Выбрать главу

Не заключали ли куски, летевшие от камня («Маленькие, добродетельные, серые люди»), несравненно и неизмеримо большую ценность, чем этот родившийся под ударами молота герой?

«Сверхчеловек» мог увлекать поклонников Ницше — а в числе их были до фашизма и субъективно честные, романтически настроенные буржуазные интеллигенты, абстрактно мечтавшие о «новом человечестве» — именно потому, что был идеей даже не философской, а поэтической. Философствовать, и на редкость логично, Ницше начал чуть позже, когда серьезно задумался о социальных условиях, обеспечивающих существование «сверхчеловека»: покорность «низменного большинства», касты, военное государство — в посвященных этому вопросу отрывочных заметках маловато романтики, зато они завидно конструктивны и, несмотря на то, что написаны незадолго до безумия, отменно здравы. Суть в том, пишет этот малоизвестный романтическим поклонникам, отнюдь не дифирамбически-заратустровский Ницше, чтобы «возможно больше утилизировать человека», а «для этого его надо вооружить добродетелями машины, его надо научить переносить огорчения, находить в тоске какое-то высшее обаяние… Машинальная форма существования, рассматриваемая как наиболее благородная, наиболее возвышенная, должна обожать самое себя. Высокая культура должна зародиться на обширной почве, опираясь на благоденствующую посредственность. Единственной целью еще очень на много лет должно быть умаление человека, так как сначала надо построить широкое основание, на котором могло бы возвыситься сильное человечество».

На фоне песнопений Заратустры («Высокое светило бытия! И вечной красоты скрижаль! Ко мне нисходишь ты!») это уже речь не мальчика, а мужа.
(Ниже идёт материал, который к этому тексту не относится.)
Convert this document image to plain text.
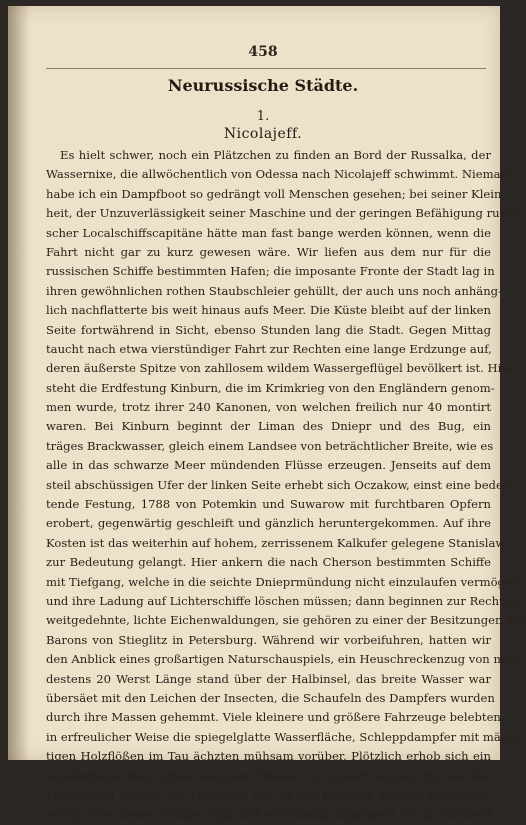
458
Neurussische Städte.
1.
Nicolajeff.
Es hielt schwer, noch ein Plätzchen zu finden an Bord der Russalka, der
Wassernixe, die allwöchentlich von Odessa nach Nicolajeff schwimmt. Niemals
habe ich ein Dampfboot so gedrängt voll Menschen gesehen; bei seiner Klein-
heit, der Unzuverlässigkeit seiner Maschine und der geringen Befähigung russi-
scher Localschiffscapitäne hätte man fast bange werden können, wenn die
Fahrt nicht gar zu kurz gewesen wäre. Wir liefen aus dem nur für die
russischen Schiffe bestimmten Hafen; die imposante Fronte der Stadt lag in
ihren gewöhnlichen rothen Staubschleier gehüllt, der auch uns noch anhäng-
lich nachflatterte bis weit hinaus aufs Meer. Die Küste bleibt auf der linken
Seite fortwährend in Sicht, ebenso Stunden lang die Stadt. Gegen Mittag
taucht nach etwa vierstündiger Fahrt zur Rechten eine lange Erdzunge auf,
deren äußerste Spitze von zahllosem wildem Wassergeflügel bevölkert ist. Hier
steht die Erdfestung Kinburn, die im Krimkrieg von den Engländern genom-
men wurde, trotz ihrer 240 Kanonen, von welchen freilich nur 40 montirt
waren. Bei Kinburn beginnt der Liman des Dniepr und des Bug, ein
träges Brackwasser, gleich einem Landsee von beträchtlicher Breite, wie es
alle in das schwarze Meer mündenden Flüsse erzeugen. Jenseits auf dem
steil abschüssigen Ufer der linken Seite erhebt sich Oczakow, einst eine bedeu-
tende Festung, 1788 von Potemkin und Suwarow mit furchtbaren Opfern
erobert, gegenwärtig geschleift und gänzlich heruntergekommen. Auf ihre
Kosten ist das weiterhin auf hohem, zerrissenem Kalkufer gelegene Stanislaw
zur Bedeutung gelangt. Hier ankern die nach Cherson bestimmten Schiffe
mit Tiefgang, welche in die seichte Dnieprmündung nicht einzulaufen vermögen
und ihre Ladung auf Lichterschiffe löschen müssen; dann beginnen zur Rechten
weitgedehnte, lichte Eichenwaldungen, sie gehören zu einer der Besitzungen des
Barons von Stieglitz in Petersburg. Während wir vorbeifuhren, hatten wir
den Anblick eines großartigen Naturschauspiels, ein Heuschreckenzug von min-
destens 20 Werst Länge stand über der Halbinsel, das breite Wasser war
übersäet mit den Leichen der Insecten, die Schaufeln des Dampfers wurden
durch ihre Massen gehemmt. Viele kleinere und größere Fahrzeuge belebten
in erfreulicher Weise die spiegelglatte Wasserfläche, Schleppdampfer mit mäch-
tigen Holzflößen im Tau ächzten mühsam vorüber. Plötzlich erhob sich ein
wunderbarer Bau mitten aus dem Wasser vor unsern Augen. Es war das
Linienschiff Sinope, ein Fahrzeug, das zu 130 Kanonen gebohrt ist, gegen-
wärtig aber keine einzige trägt und vollständig abgetakelt ist, da Rußland
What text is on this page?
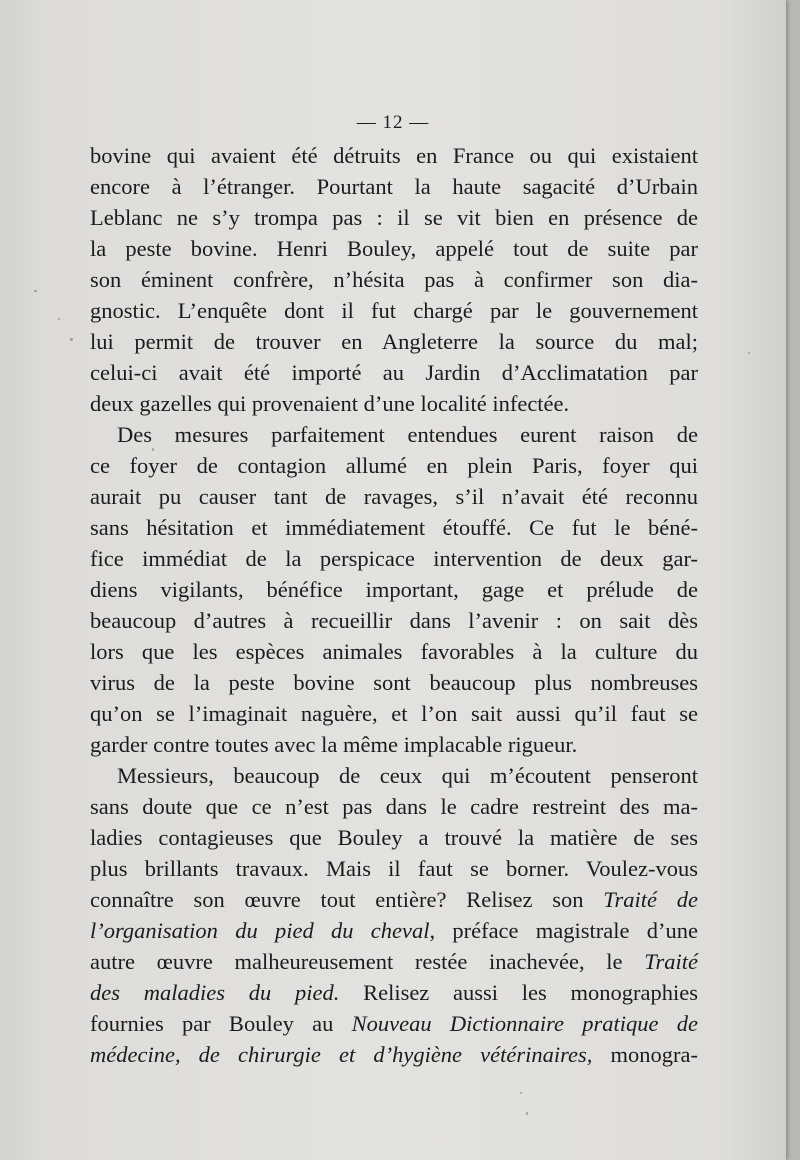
— 12 —
bovine qui avaient été détruits en France ou qui existaient
encore à l’étranger. Pourtant la haute sagacité d’Urbain
Leblanc ne s’y trompa pas : il se vit bien en présence de
la peste bovine. Henri Bouley, appelé tout de suite par
son éminent confrère, n’hésita pas à confirmer son dia-
gnostic. L’enquête dont il fut chargé par le gouvernement
lui permit de trouver en Angleterre la source du mal;
celui-ci avait été importé au Jardin d’Acclimatation par
deux gazelles qui provenaient d’une localité infectée.
Des mesures parfaitement entendues eurent raison de
ce foyer de contagion allumé en plein Paris, foyer qui
aurait pu causer tant de ravages, s’il n’avait été reconnu
sans hésitation et immédiatement étouffé. Ce fut le béné-
fice immédiat de la perspicace intervention de deux gar-
diens vigilants, bénéfice important, gage et prélude de
beaucoup d’autres à recueillir dans l’avenir : on sait dès
lors que les espèces animales favorables à la culture du
virus de la peste bovine sont beaucoup plus nombreuses
qu’on se l’imaginait naguère, et l’on sait aussi qu’il faut se
garder contre toutes avec la même implacable rigueur.
Messieurs, beaucoup de ceux qui m’écoutent penseront
sans doute que ce n’est pas dans le cadre restreint des ma-
ladies contagieuses que Bouley a trouvé la matière de ses
plus brillants travaux. Mais il faut se borner. Voulez-vous
connaître son œuvre tout entière? Relisez son Traité de
l’organisation du pied du cheval, préface magistrale d’une
autre œuvre malheureusement restée inachevée, le Traité
des maladies du pied. Relisez aussi les monographies
fournies par Bouley au Nouveau Dictionnaire pratique de
médecine, de chirurgie et d’hygiène vétérinaires, monogra-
Идею «умаления человека», наделенного добродетелями машины, и благоденствующей посредственности удалось буржуазной цивилизации осуществить — в отличие от идеи сверхчеловека — почти с математической точностью, без малейших утрат. Сегодняшний американский социолог Э. Фромм констатирует, что «человек умер» и недалек день, когда он «перестанет быть человеком и станет неразмышляющей и нечувствующей машиной».

И даже то обстоятельство, что на этой «обширной почве», на этом «широком основании» не возвысилось, да и не могло возвыситься, как не могут сосуществовать любовь к войне и любовь к искусству, «сильное человечество», не должно уменьшать для нас философской роли Ницше, сумевшего почти сто лет назад увидеть и четко выразить тенденцию развития. Не его вина, что, достигнув выдающихся успехов в умалении человека, эта цивилизация не родила героя.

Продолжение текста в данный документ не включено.